Elle ne dit rien. Elle n’a pas entendu, elle lit. Elle se retient de rire. Mon meilleur ami me regarde — que dis-je ? il me jauge. Où calera-t-on au mieux l’objet qui tantôt se prête à tout, et tantôt réagit avec intolérance ? Dans quel panier enfermer ce gros chat, le long de mille kilomètres ? Mais le chat en a décidé à part lui, l’objet s’est donné le plaisir de trancher le débat, et de choisir l’avion. Il est doux d’assumer parfois une âme de juré président, dont le vote compte double dans l’urne…
La chaise roulante, sur le terrain de l’embarcadère, puis la bonne étuve d’avant le départ, un couffin de journaux, une pincée de coton hydrophile pour calfater les oreilles, le petit carton-déjeuner et la fiole de vin, il me fallait bien tout cela dans Air-France, car je m’ennuie en avion. Rien n’est à mon gré là-haut sauf la vitesse. « Regarde, nous avons encore un bout de mer à franchir… Regarde, ce ruban de route, est-ce que ce n’est pas justement le trajet que nous avons fait la semaine dernière… » Foin du trajet, et du nuage imprévu, que nous transperçons soudain comme un cocon.
J’avoue mon inaptitude. Déjà, sur le parcours de Toulouse-Fès-Toulouse, j’ai appris que dominer n’est pas mon lot.

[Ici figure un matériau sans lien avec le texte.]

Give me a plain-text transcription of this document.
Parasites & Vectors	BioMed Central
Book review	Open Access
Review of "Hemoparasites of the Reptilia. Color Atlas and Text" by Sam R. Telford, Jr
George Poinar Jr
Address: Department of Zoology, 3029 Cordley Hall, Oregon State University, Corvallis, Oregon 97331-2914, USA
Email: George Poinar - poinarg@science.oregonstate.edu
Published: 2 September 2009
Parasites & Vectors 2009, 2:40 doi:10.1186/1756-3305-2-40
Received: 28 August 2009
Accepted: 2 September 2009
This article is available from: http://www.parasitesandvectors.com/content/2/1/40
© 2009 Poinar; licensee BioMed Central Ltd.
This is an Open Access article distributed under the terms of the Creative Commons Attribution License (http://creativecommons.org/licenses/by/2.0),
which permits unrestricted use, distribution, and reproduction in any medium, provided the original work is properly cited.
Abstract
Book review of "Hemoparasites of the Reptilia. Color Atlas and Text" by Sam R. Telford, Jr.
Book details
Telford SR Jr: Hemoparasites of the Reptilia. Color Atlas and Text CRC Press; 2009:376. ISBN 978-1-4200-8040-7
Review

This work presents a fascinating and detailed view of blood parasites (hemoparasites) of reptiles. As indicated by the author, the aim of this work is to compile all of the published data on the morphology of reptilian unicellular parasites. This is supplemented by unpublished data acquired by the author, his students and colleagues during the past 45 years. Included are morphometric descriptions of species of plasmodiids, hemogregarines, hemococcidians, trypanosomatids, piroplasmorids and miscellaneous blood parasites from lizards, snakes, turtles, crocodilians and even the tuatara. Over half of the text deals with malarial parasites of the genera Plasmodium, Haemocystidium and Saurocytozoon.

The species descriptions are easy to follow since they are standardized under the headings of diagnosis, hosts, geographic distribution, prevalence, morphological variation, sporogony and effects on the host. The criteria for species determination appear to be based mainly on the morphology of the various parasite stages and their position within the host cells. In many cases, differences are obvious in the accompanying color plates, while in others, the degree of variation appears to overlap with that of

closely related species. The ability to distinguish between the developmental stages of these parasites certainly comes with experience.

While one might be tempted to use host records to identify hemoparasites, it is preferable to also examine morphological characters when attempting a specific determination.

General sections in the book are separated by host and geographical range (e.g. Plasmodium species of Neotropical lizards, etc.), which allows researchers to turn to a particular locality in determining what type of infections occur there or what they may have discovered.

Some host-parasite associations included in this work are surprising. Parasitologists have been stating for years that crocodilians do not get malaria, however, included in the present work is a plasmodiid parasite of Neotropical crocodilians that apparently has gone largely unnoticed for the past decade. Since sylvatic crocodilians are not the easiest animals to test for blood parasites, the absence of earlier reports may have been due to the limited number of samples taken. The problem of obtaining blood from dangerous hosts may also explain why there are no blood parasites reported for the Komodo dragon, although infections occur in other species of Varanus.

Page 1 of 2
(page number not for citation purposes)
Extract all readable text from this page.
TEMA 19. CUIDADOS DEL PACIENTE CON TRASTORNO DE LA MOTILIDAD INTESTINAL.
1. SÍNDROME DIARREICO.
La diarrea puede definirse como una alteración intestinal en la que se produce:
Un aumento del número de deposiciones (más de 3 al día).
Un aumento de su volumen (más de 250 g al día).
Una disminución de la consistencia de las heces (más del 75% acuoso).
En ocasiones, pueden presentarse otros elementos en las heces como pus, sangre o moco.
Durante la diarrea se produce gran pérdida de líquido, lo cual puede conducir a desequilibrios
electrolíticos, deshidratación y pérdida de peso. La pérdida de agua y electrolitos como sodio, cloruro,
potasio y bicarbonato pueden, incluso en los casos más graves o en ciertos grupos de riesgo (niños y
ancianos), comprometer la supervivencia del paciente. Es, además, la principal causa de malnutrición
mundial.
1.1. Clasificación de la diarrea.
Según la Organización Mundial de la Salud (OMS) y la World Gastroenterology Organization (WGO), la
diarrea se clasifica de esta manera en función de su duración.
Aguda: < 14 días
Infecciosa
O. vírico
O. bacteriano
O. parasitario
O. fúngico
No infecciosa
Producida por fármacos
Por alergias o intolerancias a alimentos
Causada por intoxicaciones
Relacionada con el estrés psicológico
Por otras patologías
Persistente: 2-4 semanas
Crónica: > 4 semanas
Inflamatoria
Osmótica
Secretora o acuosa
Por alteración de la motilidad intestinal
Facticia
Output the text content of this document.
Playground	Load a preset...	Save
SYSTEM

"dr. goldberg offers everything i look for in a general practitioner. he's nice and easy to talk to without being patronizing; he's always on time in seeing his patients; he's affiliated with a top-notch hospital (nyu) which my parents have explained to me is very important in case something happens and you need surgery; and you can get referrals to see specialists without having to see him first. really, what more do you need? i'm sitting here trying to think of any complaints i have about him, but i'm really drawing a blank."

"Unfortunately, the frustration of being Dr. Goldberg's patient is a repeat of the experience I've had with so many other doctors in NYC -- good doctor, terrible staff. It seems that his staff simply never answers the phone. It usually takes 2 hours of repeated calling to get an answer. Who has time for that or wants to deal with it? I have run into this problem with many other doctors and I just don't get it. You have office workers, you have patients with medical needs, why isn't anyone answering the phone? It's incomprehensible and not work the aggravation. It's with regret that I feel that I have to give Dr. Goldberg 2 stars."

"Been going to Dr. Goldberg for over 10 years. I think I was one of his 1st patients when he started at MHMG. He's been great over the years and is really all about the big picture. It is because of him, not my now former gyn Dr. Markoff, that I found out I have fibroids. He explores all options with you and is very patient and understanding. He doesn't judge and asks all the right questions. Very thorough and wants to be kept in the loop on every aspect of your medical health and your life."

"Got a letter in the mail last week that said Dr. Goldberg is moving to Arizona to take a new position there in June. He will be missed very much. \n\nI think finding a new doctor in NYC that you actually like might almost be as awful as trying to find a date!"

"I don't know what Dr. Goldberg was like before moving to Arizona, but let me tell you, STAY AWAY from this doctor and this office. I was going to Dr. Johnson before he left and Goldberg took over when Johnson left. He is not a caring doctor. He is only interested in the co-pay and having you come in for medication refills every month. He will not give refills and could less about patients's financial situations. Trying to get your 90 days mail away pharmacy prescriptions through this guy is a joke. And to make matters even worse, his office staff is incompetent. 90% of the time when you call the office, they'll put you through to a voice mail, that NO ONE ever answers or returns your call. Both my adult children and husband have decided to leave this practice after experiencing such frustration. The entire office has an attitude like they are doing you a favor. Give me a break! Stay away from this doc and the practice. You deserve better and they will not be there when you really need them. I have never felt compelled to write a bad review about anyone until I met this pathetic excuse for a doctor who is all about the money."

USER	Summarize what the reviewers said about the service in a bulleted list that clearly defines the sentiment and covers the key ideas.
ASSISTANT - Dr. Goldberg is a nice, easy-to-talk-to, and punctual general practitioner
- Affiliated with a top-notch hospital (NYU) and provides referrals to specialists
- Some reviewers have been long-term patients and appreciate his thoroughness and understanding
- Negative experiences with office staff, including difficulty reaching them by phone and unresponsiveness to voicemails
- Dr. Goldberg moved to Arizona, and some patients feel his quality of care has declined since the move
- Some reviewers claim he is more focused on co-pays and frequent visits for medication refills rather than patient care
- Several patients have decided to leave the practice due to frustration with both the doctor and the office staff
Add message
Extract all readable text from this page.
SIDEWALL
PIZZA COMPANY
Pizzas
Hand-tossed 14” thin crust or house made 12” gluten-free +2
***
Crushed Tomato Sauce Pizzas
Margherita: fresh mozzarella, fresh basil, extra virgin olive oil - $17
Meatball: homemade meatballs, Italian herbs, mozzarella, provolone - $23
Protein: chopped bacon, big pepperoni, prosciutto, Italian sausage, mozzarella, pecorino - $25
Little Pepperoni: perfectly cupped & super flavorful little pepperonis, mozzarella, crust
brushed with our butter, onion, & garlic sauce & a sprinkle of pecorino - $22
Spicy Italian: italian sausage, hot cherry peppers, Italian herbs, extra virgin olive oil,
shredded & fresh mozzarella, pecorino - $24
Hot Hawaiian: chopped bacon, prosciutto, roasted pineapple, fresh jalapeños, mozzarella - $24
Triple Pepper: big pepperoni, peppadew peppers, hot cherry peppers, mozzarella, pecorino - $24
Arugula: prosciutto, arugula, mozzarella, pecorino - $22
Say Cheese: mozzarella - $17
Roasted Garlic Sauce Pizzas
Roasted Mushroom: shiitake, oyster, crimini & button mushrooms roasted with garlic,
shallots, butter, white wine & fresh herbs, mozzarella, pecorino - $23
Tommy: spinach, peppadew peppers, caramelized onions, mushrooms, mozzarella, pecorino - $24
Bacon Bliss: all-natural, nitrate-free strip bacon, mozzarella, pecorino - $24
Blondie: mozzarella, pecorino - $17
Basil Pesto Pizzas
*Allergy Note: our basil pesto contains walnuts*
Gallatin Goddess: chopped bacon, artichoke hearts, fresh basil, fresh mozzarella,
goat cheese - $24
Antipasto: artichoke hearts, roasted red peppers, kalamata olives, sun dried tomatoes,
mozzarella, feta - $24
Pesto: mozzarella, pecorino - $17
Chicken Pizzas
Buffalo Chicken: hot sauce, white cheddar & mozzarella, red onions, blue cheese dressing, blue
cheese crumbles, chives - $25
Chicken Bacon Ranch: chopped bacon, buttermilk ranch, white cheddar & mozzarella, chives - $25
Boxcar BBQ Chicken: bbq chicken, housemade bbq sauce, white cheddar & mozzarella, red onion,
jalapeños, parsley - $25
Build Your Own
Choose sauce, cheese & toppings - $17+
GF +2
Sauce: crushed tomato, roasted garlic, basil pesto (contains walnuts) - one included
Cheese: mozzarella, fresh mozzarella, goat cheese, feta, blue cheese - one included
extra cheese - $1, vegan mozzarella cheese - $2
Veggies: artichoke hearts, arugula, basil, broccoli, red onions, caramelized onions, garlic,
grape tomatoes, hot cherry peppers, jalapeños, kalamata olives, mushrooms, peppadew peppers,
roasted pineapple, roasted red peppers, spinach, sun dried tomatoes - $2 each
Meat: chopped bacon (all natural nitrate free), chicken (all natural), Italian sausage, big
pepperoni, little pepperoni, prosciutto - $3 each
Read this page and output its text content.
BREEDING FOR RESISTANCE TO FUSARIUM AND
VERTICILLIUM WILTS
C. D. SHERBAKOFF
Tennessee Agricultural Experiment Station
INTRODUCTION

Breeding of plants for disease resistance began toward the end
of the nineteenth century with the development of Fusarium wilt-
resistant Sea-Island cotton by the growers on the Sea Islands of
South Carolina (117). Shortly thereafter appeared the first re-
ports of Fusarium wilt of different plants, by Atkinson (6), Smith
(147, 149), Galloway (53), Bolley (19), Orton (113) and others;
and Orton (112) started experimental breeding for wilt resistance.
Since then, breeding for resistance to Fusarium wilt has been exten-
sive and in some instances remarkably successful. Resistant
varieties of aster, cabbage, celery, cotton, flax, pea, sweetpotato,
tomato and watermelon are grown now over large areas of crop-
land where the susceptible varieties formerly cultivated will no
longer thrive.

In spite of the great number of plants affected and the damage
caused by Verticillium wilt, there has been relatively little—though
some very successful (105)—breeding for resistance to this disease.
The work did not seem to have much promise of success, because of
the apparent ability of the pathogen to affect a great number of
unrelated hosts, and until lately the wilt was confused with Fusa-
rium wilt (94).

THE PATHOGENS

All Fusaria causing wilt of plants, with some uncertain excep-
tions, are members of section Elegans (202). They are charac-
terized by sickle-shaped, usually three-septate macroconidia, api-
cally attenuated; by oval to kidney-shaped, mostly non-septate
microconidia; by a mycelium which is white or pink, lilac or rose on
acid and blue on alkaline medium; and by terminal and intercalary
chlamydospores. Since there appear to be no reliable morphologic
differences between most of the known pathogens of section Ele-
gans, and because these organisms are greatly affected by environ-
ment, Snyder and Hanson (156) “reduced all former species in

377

Ma poésie est à ras de terre. « Regarde, tu sais que nous passons au-dessus de ton pays natal ? » Et tu crois, mon compagnon, que je vais reconnaître mon pays natal dans cette brume fuyante, croisillée de routes, quadrillée de champs, fendue d’un grand éclair d’eau dont tu me dis que c’est l’Yonne ? Ne l’espère pas. Une chose est sûre. Si la fantaisie malicieuse qui gîte au cœur, toujours impénitent, des septuagénaires m’inspire, si je dois ensemble compter avec l’impotence et l’esprit de curiosité qu’elle engendre, je ne veux plus recourir qu’à l’avion, économe de mes heures. Pendant qu’il me porte je l’oublie, sa fonction magique est de supprimer les parcours. Ainsi nous ne touchons que le point de départ et le but lointain, accouru subreptice au-devant de nous. Ma poésie est à ras de terre. Mais tu la détiens, avion, qui seul peux descendre… Ta descente, et non ton irruption dans le désert des nues, m’enchante. Quatre heures, il ne te faut que quatre heures pour rassembler sous tes ailes une petite France, effacer ses villes, écraser ses monts. J’atteins la plus grande merveille : ma chambre rouge et blanche, mon lit sur lequel naviguer, mon fanal bleu comme un clair de lune de théâtre : tout cela, et je l’ignorais, est à quatre heures de Nice.